Question

Find the critical points of the function f(x, y) = 8y2x − 8yx2 + 9xy. Determine whether they are local minima, local maxima, or saddle points. (Order your answers from smallest to largest x, then from smallest to largest y.)

Answer 1

Saddle point:
`(0,0)`

Local minimum:
`((3)/(8), -(3)/(8))`

Local maxima:
`(0,-(9)/(8))`,
`((9)/(8),0)`

Explanation:

The function is:

`f(x,y) = 8\cdot y^(2)\cdot x -8\cdot y\cdot x^(2) + 9\cdot x \cdot y`

The partial derivatives of the function are included below:

`(\partial f)/(\partial x) = 8\cdot y^(2)-16\cdot y\cdot x+9\cdot y`

`(\partial f)/(\partial x) = y \cdot (8\cdot y -16\cdot x + 9)`

`(\partial f)/(\partial y) = 16\cdot y \cdot x - 8 \cdot x^(2) + 9\cdot x`

`(\partial f)/(\partial y) = x \cdot (16\cdot y - 8\cdot x + 9)`

Local minima, local maxima and saddle points are determined by equalizing both partial derivatives to zero.

`y \cdot (8\cdot y -16\cdot x + 9) = 0`

`x \cdot (16\cdot y - 8\cdot x + 9) = 0`

It is quite evident that one point is (0,0).

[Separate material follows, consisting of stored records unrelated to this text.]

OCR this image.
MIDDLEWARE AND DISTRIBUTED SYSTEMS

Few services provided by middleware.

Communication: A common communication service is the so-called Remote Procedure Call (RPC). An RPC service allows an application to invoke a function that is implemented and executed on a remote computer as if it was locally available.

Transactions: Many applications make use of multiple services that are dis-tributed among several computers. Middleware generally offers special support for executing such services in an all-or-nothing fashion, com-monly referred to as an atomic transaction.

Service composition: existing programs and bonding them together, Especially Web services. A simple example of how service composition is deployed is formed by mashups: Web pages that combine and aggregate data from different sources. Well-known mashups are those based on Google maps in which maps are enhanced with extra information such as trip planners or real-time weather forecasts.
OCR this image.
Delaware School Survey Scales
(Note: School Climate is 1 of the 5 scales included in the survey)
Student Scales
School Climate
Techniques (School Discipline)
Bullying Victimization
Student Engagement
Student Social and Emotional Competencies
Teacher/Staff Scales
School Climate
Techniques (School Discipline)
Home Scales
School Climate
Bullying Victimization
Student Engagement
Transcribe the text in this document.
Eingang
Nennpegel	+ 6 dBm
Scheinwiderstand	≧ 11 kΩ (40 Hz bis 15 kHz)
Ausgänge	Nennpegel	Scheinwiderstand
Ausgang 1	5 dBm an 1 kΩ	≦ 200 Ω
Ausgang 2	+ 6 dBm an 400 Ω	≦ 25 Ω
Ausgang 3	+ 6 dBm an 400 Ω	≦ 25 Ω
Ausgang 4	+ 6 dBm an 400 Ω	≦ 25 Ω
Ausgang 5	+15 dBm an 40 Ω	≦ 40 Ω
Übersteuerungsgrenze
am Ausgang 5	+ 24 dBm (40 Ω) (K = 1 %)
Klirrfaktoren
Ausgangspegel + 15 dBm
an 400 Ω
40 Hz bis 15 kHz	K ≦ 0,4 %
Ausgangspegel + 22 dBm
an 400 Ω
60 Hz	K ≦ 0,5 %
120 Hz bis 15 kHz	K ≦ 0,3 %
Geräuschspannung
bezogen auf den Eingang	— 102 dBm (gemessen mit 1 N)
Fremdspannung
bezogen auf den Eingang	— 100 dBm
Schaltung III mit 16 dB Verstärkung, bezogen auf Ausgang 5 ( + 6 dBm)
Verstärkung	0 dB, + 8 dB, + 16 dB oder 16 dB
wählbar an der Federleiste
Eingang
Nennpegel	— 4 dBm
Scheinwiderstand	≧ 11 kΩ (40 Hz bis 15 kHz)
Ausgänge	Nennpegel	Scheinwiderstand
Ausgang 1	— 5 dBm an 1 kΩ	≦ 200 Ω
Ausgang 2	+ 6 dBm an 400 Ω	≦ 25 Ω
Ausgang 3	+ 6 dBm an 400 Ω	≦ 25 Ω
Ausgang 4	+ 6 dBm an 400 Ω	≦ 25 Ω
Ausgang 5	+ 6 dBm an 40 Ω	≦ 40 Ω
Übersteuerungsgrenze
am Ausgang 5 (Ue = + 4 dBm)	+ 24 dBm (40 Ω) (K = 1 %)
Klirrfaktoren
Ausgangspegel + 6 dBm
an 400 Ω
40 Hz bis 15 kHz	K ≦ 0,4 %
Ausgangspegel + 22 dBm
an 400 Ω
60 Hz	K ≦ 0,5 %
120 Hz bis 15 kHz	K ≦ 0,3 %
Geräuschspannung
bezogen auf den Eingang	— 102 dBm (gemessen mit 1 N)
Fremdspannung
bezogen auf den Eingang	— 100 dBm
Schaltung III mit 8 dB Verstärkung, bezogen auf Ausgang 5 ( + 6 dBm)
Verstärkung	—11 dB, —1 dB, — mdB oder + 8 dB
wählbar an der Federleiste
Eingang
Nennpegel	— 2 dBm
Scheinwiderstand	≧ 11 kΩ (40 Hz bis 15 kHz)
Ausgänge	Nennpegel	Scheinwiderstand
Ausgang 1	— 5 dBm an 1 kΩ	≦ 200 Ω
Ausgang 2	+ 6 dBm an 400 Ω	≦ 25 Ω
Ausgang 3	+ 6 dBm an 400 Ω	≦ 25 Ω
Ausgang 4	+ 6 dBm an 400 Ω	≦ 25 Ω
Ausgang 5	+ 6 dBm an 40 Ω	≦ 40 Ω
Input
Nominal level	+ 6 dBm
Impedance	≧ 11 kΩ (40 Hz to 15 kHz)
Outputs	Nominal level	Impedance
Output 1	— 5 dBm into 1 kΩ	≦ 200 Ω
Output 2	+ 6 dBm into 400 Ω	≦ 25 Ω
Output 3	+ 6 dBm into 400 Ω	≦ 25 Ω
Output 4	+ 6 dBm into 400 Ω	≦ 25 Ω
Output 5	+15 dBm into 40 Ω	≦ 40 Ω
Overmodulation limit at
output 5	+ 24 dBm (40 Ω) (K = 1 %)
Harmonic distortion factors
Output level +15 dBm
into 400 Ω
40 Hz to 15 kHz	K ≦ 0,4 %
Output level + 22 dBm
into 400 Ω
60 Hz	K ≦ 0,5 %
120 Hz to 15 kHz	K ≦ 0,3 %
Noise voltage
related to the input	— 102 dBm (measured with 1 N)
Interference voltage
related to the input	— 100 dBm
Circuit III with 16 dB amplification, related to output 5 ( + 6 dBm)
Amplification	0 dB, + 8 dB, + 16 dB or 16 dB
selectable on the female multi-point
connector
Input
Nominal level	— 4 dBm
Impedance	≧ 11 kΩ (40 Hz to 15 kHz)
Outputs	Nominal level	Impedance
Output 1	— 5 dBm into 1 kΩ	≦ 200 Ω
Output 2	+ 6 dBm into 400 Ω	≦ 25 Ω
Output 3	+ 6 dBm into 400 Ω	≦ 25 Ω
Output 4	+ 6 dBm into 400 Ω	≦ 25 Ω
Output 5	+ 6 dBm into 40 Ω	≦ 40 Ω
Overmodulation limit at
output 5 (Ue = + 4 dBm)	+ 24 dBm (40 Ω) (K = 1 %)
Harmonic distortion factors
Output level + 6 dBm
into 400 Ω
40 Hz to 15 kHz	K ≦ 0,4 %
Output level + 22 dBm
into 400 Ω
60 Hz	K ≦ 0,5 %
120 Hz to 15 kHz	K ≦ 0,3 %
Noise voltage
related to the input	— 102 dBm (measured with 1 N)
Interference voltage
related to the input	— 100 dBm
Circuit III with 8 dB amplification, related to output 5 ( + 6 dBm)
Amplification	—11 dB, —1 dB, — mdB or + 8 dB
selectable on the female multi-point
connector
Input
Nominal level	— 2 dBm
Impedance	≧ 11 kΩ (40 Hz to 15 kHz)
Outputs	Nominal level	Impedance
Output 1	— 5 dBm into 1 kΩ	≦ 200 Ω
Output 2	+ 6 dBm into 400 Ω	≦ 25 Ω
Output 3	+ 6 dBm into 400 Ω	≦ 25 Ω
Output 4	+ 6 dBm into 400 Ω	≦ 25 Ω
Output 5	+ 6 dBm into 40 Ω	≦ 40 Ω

Another point is found by solving the following system of linear equations:

`\left \{ {{-16\cdot x + 8\cdot y=-9} \atop {-8\cdot x + 16\cdot y=-9}} \right.`

The solution of the system is (3/8, -3/8).

Let assume that y = 0, the nonlinear system is reduced to a sole expression:

`x\cdot (-8\cdot x + 9) = 0`

Another solution is (9/8,0).

Now, let consider that x = 0, the nonlinear system is now reduced to this:

`y\cdot (8\cdot y+9) = 0`

Another solution is (0, -9/8).

The next step is to determine whether point is a local maximum, a local minimum or a saddle point. The second derivative test:

`H = (\partial^(2) f)/(\partial x^(2)) \cdot (\partial^(2) f)/(\partial y^(2)) - (\partial^(2) f)/(\partial x \partial y)`

The second derivatives of the function are:

`(\partial^(2) f)/(\partial x^(2)) = 0`

`(\partial^(2) f)/(\partial y^(2)) = 0`

`(\partial^(2) f)/(\partial x \partial y) = 16\cdot y -16\cdot x + 9`

Then, the expression is simplified to this and each point is tested:

`H = -16\cdot y +16\cdot x -9`

S1: (0,0)

`H = -9` (Saddle Point)

S2: (3/8,-3/8)

`H = 3` (Local maximum or minimum)

S3: (9/8, 0)

`H = 9` (Local maximum or minimum)

S4: (0, - 9/8)

`H = 9` (Local maximum or minimum)

Unfortunately, the second derivative test associated with the function does offer an effective method to distinguish between local maximum and local minimums. A more direct approach is used to make a fair classification:

S2: (3/8,-3/8)

`f((3)/(8) ,-(3)/(8) ) = - (27)/(64)` (Local minimum)

S3: (9/8, 0)

`f((9)/(8),0) = 0` (Local maximum)

S4: (0, - 9/8)

`f(0,-(9)/(8) ) = 0` (Local maximum)

Saddle point:
`(0,0)`

Local minimum:
`((3)/(8), -(3)/(8))`

Local maxima:
`(0,-(9)/(8))`,
`((9)/(8),0)`